Беседа была живой и интересной. Приведу лишь несколько эпизодов, относящихся к тому периоду жизни Ильи Сергеевича, когда он жил с сестрами на улице Воскова.
– Возвратясь из эвакуации, Илья жил сначала у Агнессы Константиновны и Николая Николаевича. Они его очень любили, но бездетной чете со своим сложившимся распорядком было нелегко находить общий язык со столь неординарной личностью, как их племянник. А мы с Аллой тоже бездетные, но молодые, в некотором роде – богема. Но после войны наша квартира стала коммунальной. И когда Илья переехал к нам, он жил в бывшей спальне, которую приходилось снимать уже у соседки. За комнату платили Монтеверде (дядя Коля, кстати, был моим крестным отцом) и Михаил Федорович, дядя Ильи.
У Ильи постоянно крутились его друзья, например, милый, застенчивый Миша Войцеховский, к сожалению, судьба его мне неизвестна; Саша, по прозвищу Птица и многие другие. Впрочем, практически у каждого из нас было прозвище. У меня Зуб; у Аллы – Ящур; у будущей жены Ильи – Нины – Сова, у ее очень милой мамы – Крошка Доррит – по аналогии с Диккенсом…
Мне особенно запомнился Саша – Птица, учившийся в военном заведении. Он был настоящий самородок – красивый, грамотный, пользовавшийся огромным успехом у женщин, потешавший нас своими «хохмическими» стихами. Некоторые из них даже запали в память. К примеру, по поводу отсутствия крючка на двери в туалете – квартира ведь после войны не была ухоженной, он разразился таким экспромтом:
Ввиду большого наплыва гостей мы вывесили табличку: «Спальных мест нет». При этих, затягивавшихся допоздна посиделках, все учились и работали в полную силу…

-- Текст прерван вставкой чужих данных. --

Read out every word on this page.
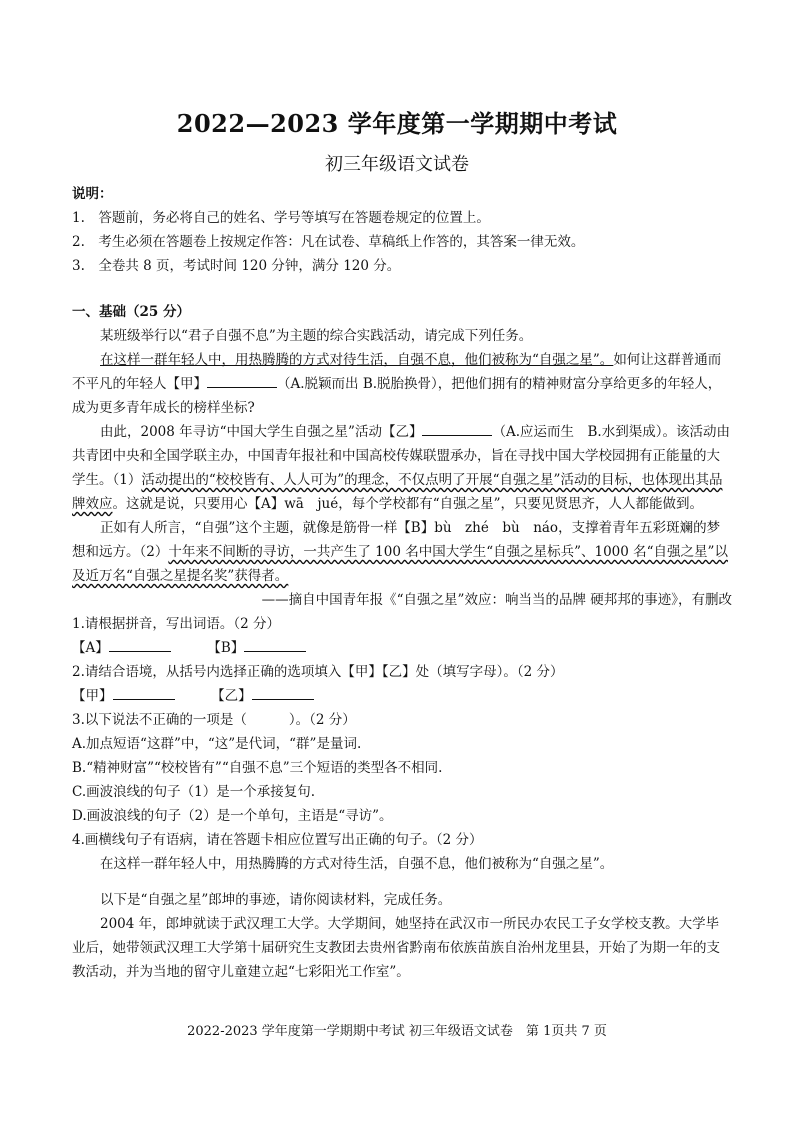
2022—2023 学年度第一学期期中考试
初三年级语文试卷

说明：

1.　答题前，务必将自己的姓名、学号等填写在答题卷规定的位置上。

2.　考生必须在答题卷上按规定作答：凡在试卷、草稿纸上作答的，其答案一律无效。

3.　全卷共 8 页，考试时间 120 分钟，满分 120 分。

一、基础（25 分）

某班级举行以“君子自强不息”为主题的综合实践活动，请完成下列任务。

在这样一群年轻人中，用热腾腾的方式对待生活，自强不息，他们被称为“自强之星”。如何让这群普通而不平凡的年轻人【甲】	（A.脱颖而出 B.脱胎换骨），把他们拥有的精神财富分享给更多的年轻人，成为更多青年成长的榜样坐标?

由此，2008 年寻访“中国大学生自强之星”活动【乙】	（A.应运而生　B.水到渠成）。该活动由共青团中央和全国学联主办，中国青年报社和中国高校传媒联盟承办，旨在寻找中国大学校园拥有正能量的大学生。（1）活动提出的“校校皆有、人人可为”的理念，不仅点明了开展“自强之星”活动的目标，也体现出其品牌效应。这就是说，只要用心【A】wā　jué，每个学校都有“自强之星”，只要见贤思齐，人人都能做到。

正如有人所言，“自强”这个主题，就像是筋骨一样【B】bù　zhé　bù　náo，支撑着青年五彩斑斓的梦想和远方。（2）十年来不间断的寻访，一共产生了 100 名中国大学生“自强之星标兵”、1000 名“自强之星”以及近万名“自强之星提名奖”获得者。

——摘自中国青年报《“自强之星”效应：响当当的品牌 硬邦邦的事迹》，有删改

1.请根据拼音，写出词语。（2 分）

【A】	【B】

2.请结合语境，从括号内选择正确的选项填入【甲】【乙】处（填写字母）。（2 分）

【甲】	【乙】

3.以下说法不正确的一项是（	）。（2 分）

A.加点短语“这群”中，“这”是代词，“群”是量词.

B.“精神财富”“校校皆有”“自强不息”三个短语的类型各不相同.

C.画波浪线的句子（1）是一个承接复句.

D.画波浪线的句子（2）是一个单句，主语是“寻访”。

4.画横线句子有语病，请在答题卡相应位置写出正确的句子。（2 分）

在这样一群年轻人中，用热腾腾的方式对待生活，自强不息，他们被称为“自强之星”。

以下是“自强之星”郎坤的事迹，请你阅读材料，完成任务。

2004 年，郎坤就读于武汉理工大学。大学期间，她坚持在武汉市一所民办农民工子女学校支教。大学毕业后，她带领武汉理工大学第十届研究生支教团去贵州省黔南布依族苗族自治州龙里县，开始了为期一年的支教活动，并为当地的留守儿童建立起“七彩阳光工作室”。

2022-2023 学年度第一学期期中考试 初三年级语文试卷　第 1页共 7 页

К характеристике этого периода жизни Ильи Сергеевича добавила несколько слов и уже известная читателю Ольга Николаевна Колоколова.
– После войны я случайно встретилась с Илюшей в филармонии в антракте концерта оркестра Мравинского. У колонны увидела фигуру молодого человека в лыжном костюме. Меня кольнуло в сердце… Окликнула его по имени… Он! Возвращались домой вместе, пройдя через два моста до моего дома. С тех пор у нас, а это было примерно в 1947 году, установилась постоянная связь. Я навещала его, где бы он ни обитал. Однажды, придя к нему на улицу Воскова, увидела в прихожей скелет в черной фетровой шляпе и папиросой в зубах… Я обомлела… Тот мой визит к Илюше был одним из последних. Я потом вышла замуж, переехала к мужу, и мы общались все реже и реже. А вскоре он перебрался в Москву…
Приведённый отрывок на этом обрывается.